Scientists at the ARS Roman L. Hruska U.S. Meat Animal Research Center (USMARC) in Clay Center, Neb., and the Henry A. Wallace Beltsville Agricultural Research Center (BARC) in Beltsville, Md. collaborated with several university and Red Angus Association of America partners to identify the gene mutation responsible for the disorder in efforts to stop the disease in cattle. They ultimately developed a DNA diagnostic test that identifies osteopetrosis carriers.

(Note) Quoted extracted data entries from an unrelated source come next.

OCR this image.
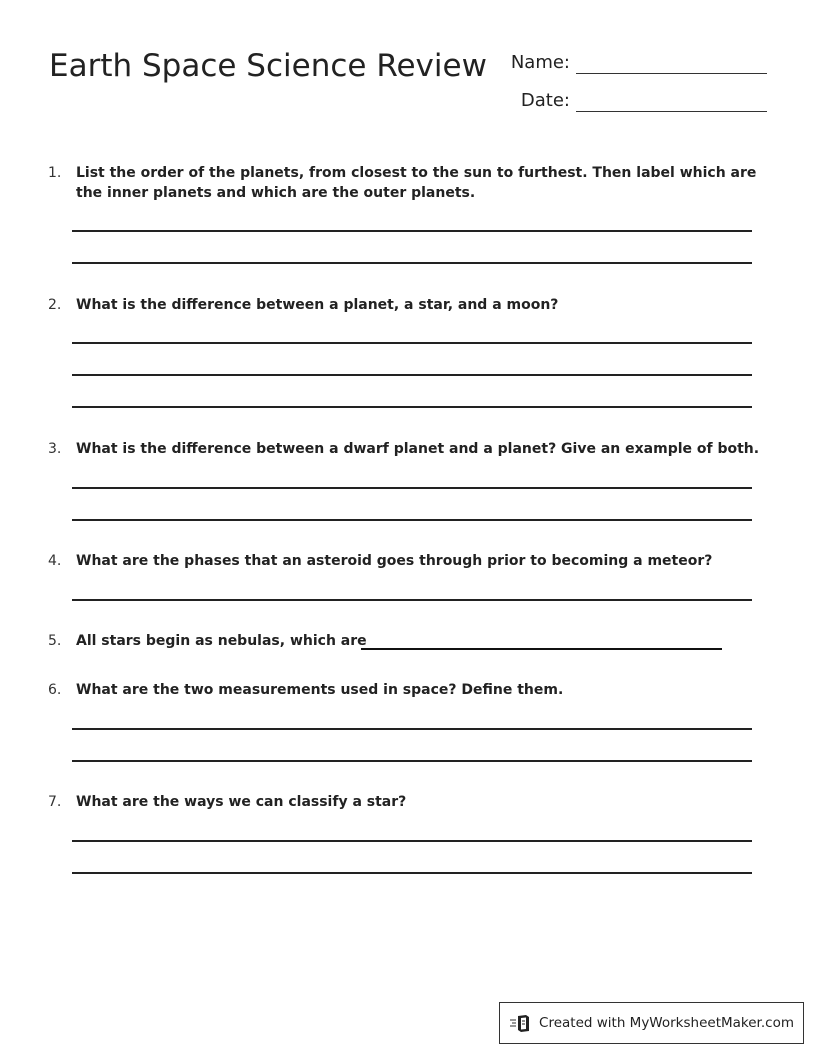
Earth Space Science Review	Name:
Date:
1.	List the order of the planets, from closest to the sun to furthest. Then label which are the inner planets and which are the outer planets.
2.	What is the difference between a planet, a star, and a moon?
3.	What is the difference between a dwarf planet and a planet? Give an example of both.
4.	What are the phases that an asteroid goes through prior to becoming a meteor?
5.	All stars begin as nebulas, which are
6.	What are the two measurements used in space? Define them.
7.	What are the ways we can classify a star?
Created with MyWorksheetMaker.com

Scientists compared DNA from affected Red Angus calves and their carrier parents to unaffected animals. A search of the entire genomes of all the calves for common and uncommon chromosomal segments revealed an abnormality.
ARS writer Sandra Avant relayed that in osteopetrosis-affected calves, some of the genetic material of SLC4A2, a gene located on a segment of chromosome 4. The discovery of the deletion was a first for cattle. SLC4A2 is necessary for proper osteoclast maintenance and function. Osteoclasts are cells that break down old bone during bone development and remodeling.
Scientists were able to develop a polymerase chain reaction test in less than a year, Avant relays. The test is being used to help manage osteopetrosis and identify possible carriers.